Devolution: A Firsthand Account of the Rainier Sasquatch Massacre(41)



The problem was that sightings peaked in the late ’60s, early ’70s, which was, coincidently, the dawn of public mistrust. We’re talking Vietnam, Watergate, “do your own thing” counterculture. Now, I’m not saying any of that was bad, especially in a democracy. You need a healthy degree of critical thinking. You need to question authority. But Bigfoot came along just as everyone started questioning everything, including academia. This was a time when university profs were getting hit from both sides; the right with their creationist agenda, and the left who’d suddenly realized the connection between science and war. The upshot was that already cautious PhDs got even more skittish about their grants and tenure.

Which led them to drop Bigfoot right into the “crackpot” files. Where it has stayed till…yeah…till this day…even with what’s happened…which we’ll get to.

There’s a big reason Uncle Sam hasn’t released a full report on Greenloop. But…

Holds out her hands like a traffic cop.

“One thing at a time,” as Ms. Mostar said.

Point is, public skepticism dissuades qualified experts from searching for physical evidence, and lack of physical evidence only fuels public skepticism.

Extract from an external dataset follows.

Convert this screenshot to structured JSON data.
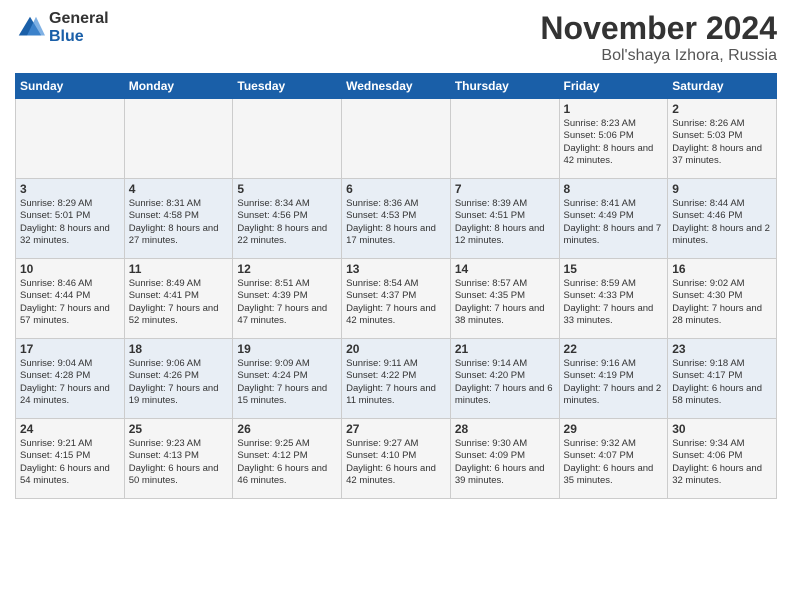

Which is why the burden of proof has been mainly left to amateur adventurers who either never find anything or make it worse for themselves like that time with the FBI.*1 You know about that, right? Came out a couple years ago? Some whack-job group in the ’70s pressured the Bureau to test a hair sample they collected and the sample turned out to be a deer. And it’s those kinds of public, Al Capone–vault fiascoes that keep credible eyewitnesses from going public. And I’ve talked to more than my share of eyewitnesses. In this job, you get a lot of folks who are sure they’ve encountered something. Not hoaxers. They don’t come to us. They go to the media. That’s where the money is, and fame. All that shaky footage that shows up every now and then. The most famous one, the “Patterson-Gimlin film” that gave us the image most people associate with Bigfoot…Roger Patterson claimed he was out there getting ready to make a Bigfoot movie and just “happened” to run into the real thing. Really?

No, the folks I talk to, I believe them, or rather, I believe that they believe themselves. But like Mrs. Holland said, “Knowing you saw something is different from knowing what you saw.” That’s why, even now, when I think about one of those BS documentaries from my childhood, I still believe the guy who passed the lie detector test. He wasn’t acting. He really thought he saw it. They all do.

Remember, I’m from the Southwest, where it’s, like, UFO central. If I had a nickel for every time somebody said they saw lights in the sky…and they do. I’m sure there were lights in the sky, and I’m sure they were sure those lights were coming to give them an anal probe. If you gave them all polygraphs, asked them, under oath, what did you see, or hear…

You get a lot of those too. Hearing stuff. Noises in the night. Footsteps or breaking branches, or that grunt. A couple times, I’ve talked to folks who’ve sworn they heard or smelled something. I’ve had several hikers or campers who’ve consistently reported that refuse and spoiled eggs odor. I might have smelled it myself, that time when we found the dead deer.

A thumb over her shoulder to the map.

Maybe that was it, or maybe it was just us hoofing it for three straight days without a shower. I don’t know what I smelled but I know that I smelled something. I trust my nose, ears, eyes. But my brain…

I think the human mind isn’t comfortable with mysteries. We’re always looking for answers to the unexplained. And if an answer can’t come from facts, we’ll try to cobble one together from old stories. If we’ve heard about UFOs when we happen to see a light in the sky, or a Scottish lake monster when we happen to see a ripple in the water, or a giant, apelike creature when we see a dark mass moving among the branches…

That’s why I dismissed everyone who ever reported anything to us. Even the credible ones. And by credible, I mean embarrassed. They didn’t want to be there. They didn’t want to look crazy. They always asked to speak to me in private, remain anonymous, make sure that they weren’t being recorded. They were almost positive that their minds were playing tricks on them. They didn’t want to believe it.

She sighs.

I should have believed them. Each time I almost did, because once they started talking, the doubt fell away. I should have followed up every time someone looked me straight in the eye and said with confident clarity…





JOURNAL ENTRY #10


October 9

I saw it!

I don’t know what woke me up tonight. A sound, or the outside porch light flicking on. It wasn’t ours, not at first. The Perkins-Forster house, shining up onto the ceiling above my head. I got up, rubbed the sleep out of my eyes, and crept to the back window. I didn’t want to wake up Dan. He has a lot to do tomorrow. Village handyman. That’s why I didn’t risk opening the back balcony doors.

But just looking through the window, I could tell that something wasn’t right. Their compost bin had been knocked over, which was weird because they’re supposed to be animal proof. They’ve got these deep stakes that go way down into the ground. And the lids are locked with twin rotating levers. The lid was unlocked now, or wrenched off. I could see it lying near the overturned bin among a carpet of scattered trash.